[override] DF/data4es: (possible) production step names for task. #371

mgolosova · 2020-06-17T14:51:47Z

Overridden with #379 (merged), #380 (merged)

(To be closed after those above are merged)

New fields are added on stage 017 (adjustMetadata):

ami_tags;
ctag_format_step;
ami_tags_format_step.

To be discussed:

would it be correct to take data formats from output_formats?
Yes.
should some formats (TXT, LOG, ...?) be filtered out?
Yes, but only LOG.

ToDo:

rebase after Merge REST API server branch to master #176 and remove cherry-picked commit (bf88a2f);

mgolosova · 2020-06-19T11:02:54Z

Расширение data4es для данных по прогрессу обработки событий

We have `ctag` field with the current (last) AMI tag; but fully understand the process, to which the given task belongs, we can only by the whole chain of AMI tags (as they basically define the steps of data processing).
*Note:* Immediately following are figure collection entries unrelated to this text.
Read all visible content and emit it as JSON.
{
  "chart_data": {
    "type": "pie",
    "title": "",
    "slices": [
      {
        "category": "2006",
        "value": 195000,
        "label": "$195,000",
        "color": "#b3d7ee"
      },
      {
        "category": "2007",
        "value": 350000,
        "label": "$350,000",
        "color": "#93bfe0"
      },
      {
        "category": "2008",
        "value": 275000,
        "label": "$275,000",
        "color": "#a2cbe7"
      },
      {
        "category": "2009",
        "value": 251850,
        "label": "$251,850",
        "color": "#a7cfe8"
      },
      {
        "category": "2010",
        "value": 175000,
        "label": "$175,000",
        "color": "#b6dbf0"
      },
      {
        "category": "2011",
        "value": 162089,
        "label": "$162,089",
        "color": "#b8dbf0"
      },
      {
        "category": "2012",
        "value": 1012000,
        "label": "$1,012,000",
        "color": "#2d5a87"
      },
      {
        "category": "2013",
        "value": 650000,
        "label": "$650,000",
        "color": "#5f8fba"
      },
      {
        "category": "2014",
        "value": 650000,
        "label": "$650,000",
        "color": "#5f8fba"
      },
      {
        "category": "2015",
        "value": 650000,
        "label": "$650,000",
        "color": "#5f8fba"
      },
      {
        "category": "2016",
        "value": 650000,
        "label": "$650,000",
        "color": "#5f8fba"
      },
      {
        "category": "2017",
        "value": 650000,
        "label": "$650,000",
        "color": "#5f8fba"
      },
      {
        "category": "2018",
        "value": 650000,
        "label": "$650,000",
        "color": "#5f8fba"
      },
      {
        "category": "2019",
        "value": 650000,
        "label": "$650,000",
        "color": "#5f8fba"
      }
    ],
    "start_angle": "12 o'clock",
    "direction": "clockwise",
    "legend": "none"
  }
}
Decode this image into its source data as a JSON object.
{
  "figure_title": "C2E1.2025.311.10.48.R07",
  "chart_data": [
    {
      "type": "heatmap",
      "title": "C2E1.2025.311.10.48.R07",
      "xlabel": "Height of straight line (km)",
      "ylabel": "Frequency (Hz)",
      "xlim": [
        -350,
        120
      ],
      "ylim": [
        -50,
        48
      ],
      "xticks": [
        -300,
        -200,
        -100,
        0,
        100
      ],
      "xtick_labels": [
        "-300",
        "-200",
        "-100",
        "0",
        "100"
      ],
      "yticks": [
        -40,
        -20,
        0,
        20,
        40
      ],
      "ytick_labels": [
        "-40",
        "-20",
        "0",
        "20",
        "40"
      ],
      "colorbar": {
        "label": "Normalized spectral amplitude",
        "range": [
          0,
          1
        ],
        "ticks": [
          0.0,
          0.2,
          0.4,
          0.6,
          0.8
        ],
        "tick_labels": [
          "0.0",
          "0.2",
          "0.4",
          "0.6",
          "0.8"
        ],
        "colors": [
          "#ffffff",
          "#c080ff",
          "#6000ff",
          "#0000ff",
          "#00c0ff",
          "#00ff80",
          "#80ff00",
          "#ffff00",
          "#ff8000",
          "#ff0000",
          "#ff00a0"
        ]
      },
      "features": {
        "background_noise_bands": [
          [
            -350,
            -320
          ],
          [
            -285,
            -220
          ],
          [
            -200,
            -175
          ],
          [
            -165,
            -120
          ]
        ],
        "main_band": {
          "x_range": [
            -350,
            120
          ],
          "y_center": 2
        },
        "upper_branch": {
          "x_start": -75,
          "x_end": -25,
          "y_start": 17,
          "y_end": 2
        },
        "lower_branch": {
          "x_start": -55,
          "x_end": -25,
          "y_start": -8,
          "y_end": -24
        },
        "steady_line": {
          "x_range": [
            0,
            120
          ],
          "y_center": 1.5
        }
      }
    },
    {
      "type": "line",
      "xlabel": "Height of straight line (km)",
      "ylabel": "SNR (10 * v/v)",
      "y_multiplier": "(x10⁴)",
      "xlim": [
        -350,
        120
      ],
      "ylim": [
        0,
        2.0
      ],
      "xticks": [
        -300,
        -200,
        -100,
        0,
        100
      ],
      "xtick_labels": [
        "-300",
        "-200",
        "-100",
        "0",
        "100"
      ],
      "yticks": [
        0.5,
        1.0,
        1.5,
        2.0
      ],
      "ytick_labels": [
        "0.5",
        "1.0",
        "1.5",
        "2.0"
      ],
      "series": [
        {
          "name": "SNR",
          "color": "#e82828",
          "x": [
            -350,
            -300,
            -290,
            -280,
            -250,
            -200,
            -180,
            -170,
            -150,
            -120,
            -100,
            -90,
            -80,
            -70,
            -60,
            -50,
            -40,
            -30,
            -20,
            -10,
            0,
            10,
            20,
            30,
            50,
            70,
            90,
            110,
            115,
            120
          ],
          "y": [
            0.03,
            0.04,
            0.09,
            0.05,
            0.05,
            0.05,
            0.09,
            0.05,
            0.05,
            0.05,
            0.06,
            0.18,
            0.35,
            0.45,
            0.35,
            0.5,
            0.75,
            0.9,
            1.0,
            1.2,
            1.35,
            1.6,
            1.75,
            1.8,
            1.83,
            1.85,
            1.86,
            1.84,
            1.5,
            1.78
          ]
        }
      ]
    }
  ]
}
This field is not required now for any use-case, but will allow more accurate classification of tasks by steps and, consequently, let us provide more adequate results in some use-cases.

New fields are added on stage 017 (adjustMetadata): * ctag_format_step; * ami_tags_format_step. There are different ways to say one step from another: * MC production step name (already exists as 'step_name' field); * current AMI tag + output data format; * chain of AMI tags + output data format. The latter is supposed to be the most universal, but initially was used only the first one, then for some cases the second was invened, and... ...and there's no good way to make things as they are supposed to be all at once. So we need all the possible namings. --- NOTE 1. Step names are based on the output data formats. They can be taken from task's metadata `output_formats` field, but it wasn't used before (when we needed tasks classification by format-based-steps), so I am not sure can or cannot it be used here. NOTE 2. Since data format is taken not from `output_formats`, but from output datasets' names, the functionality from Stage 093 (datasetFormats) is reused by moving it into `pyDKB` library (module `atlas.misc` is created for this kind of more-than-once used functions).

No one will be interested in statictics related to these formats. In theory.

According to M.Borodin.

According to M.Borodin, field 'output_formats' and list of data formats, derived from the list of dataset names, must be exactly the same (if format is specified in 'output_formats', the task will produce a dataset in the given format).

mgolosova · 2020-06-25T16:39:14Z

mgolosova force-pushed the data4es-017-steps branch from e92199c to 9c06106

Rebase on the new version of data4es-017-events-calculation-v2 + join of a couple of related commits (e.g. syntax fixes).

Evildoor

Due to my vacation and ambiguous state of this PR, this is merely a group of suggestions on things that caught my eye instead of complete review followed by approval/call for changes.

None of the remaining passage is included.